思及此,谢聿行颇有些无奈。
虞挽歌听着谢聿行的问题思绪了一番还是将昨夜的事情告诉了谢聿行,“是虞长乐自作孽。”
谢聿行听了虞挽歌的话以后脸色霎时间变得十分阴沉,这个虞长乐当真是找死!
竟然一而再再而三的把主意打到虞挽歌的身上,她是真当自己不存在是吗?
既然她要这么玩的话,那就好好的自食其果吧。
“兄长,这事我想自己处理。”
虞挽歌像是知道了谢聿行的想法一般,缓声道。
谢聿行闻言眉头微蹙,望向了她,“昨夜你已经处理的很好了,剩下的事情交给兄长,听话。”

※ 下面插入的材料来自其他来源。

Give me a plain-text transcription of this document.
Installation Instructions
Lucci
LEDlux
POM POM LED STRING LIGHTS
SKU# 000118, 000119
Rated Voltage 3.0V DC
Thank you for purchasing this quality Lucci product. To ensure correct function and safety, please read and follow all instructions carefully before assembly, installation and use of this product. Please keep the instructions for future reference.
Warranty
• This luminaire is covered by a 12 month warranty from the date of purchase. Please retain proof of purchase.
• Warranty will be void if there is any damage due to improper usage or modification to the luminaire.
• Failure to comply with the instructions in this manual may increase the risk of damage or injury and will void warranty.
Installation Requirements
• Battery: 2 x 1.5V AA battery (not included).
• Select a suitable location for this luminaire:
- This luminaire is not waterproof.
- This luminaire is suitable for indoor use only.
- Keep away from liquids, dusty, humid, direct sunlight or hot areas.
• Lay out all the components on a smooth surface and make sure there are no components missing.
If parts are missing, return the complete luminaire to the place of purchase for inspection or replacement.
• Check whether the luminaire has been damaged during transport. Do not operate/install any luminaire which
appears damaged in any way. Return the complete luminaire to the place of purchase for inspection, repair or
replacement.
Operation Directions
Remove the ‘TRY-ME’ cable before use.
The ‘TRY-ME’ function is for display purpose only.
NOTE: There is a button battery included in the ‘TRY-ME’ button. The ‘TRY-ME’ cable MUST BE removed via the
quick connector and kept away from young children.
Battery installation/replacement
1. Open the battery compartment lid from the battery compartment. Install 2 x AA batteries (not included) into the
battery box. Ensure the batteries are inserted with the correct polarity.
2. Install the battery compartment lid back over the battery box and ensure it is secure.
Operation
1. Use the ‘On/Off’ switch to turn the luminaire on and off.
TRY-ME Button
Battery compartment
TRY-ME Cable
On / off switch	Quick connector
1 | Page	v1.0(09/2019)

虞挽歌对上谢聿行的双眸,他那深邃的眼眸就像是有什么魔力一般蛊惑得她险些点头,最后还是她回过神来才赶紧摇头,“兄长,你不可能一直护着我的,你得让我有处理事情的能力才是。”
谢聿行眸光一闪,目光直直的盯着虞挽歌,话语中故意带着淡淡的不悦,“你是在质疑兄长吗?兄长说会护着你,那么,便会一直护着你。”
虞挽歌闻言一顿,知道谢聿行是误会自己的意思了,连忙解释着,“我不是在质疑兄长,我只是想强大自己。”
谢聿行听着虞挽歌的解释轻叹了口气,眸底染上一丝无奈,“我知晓你想依靠自己,但是有些时候,你不必那么坚强,你要记住,兄长是你永远的后盾。”
虞挽歌闻言心里触动不已,轻轻的点头应着,“好。”
“今日过来主要还有一件事想同你说。”
虞挽歌闻言看向他,“兄长请说。”
“还记得宣杨吗?”
说这话的时候,谢聿行仿佛想到了什么事情一般,眸底染上一丝冷意。
虞挽歌顿时来了精神,目光灼灼的望着谢聿行,有些急切的出声道,“可是那侍卫出了什么事?”
“是,就在昨夜,那侍卫死了。”
虞挽歌闻言眸中带着浓浓的诧异,不可置信的望着谢聿行,惊呼出声,“死了?这是怎么一回事?”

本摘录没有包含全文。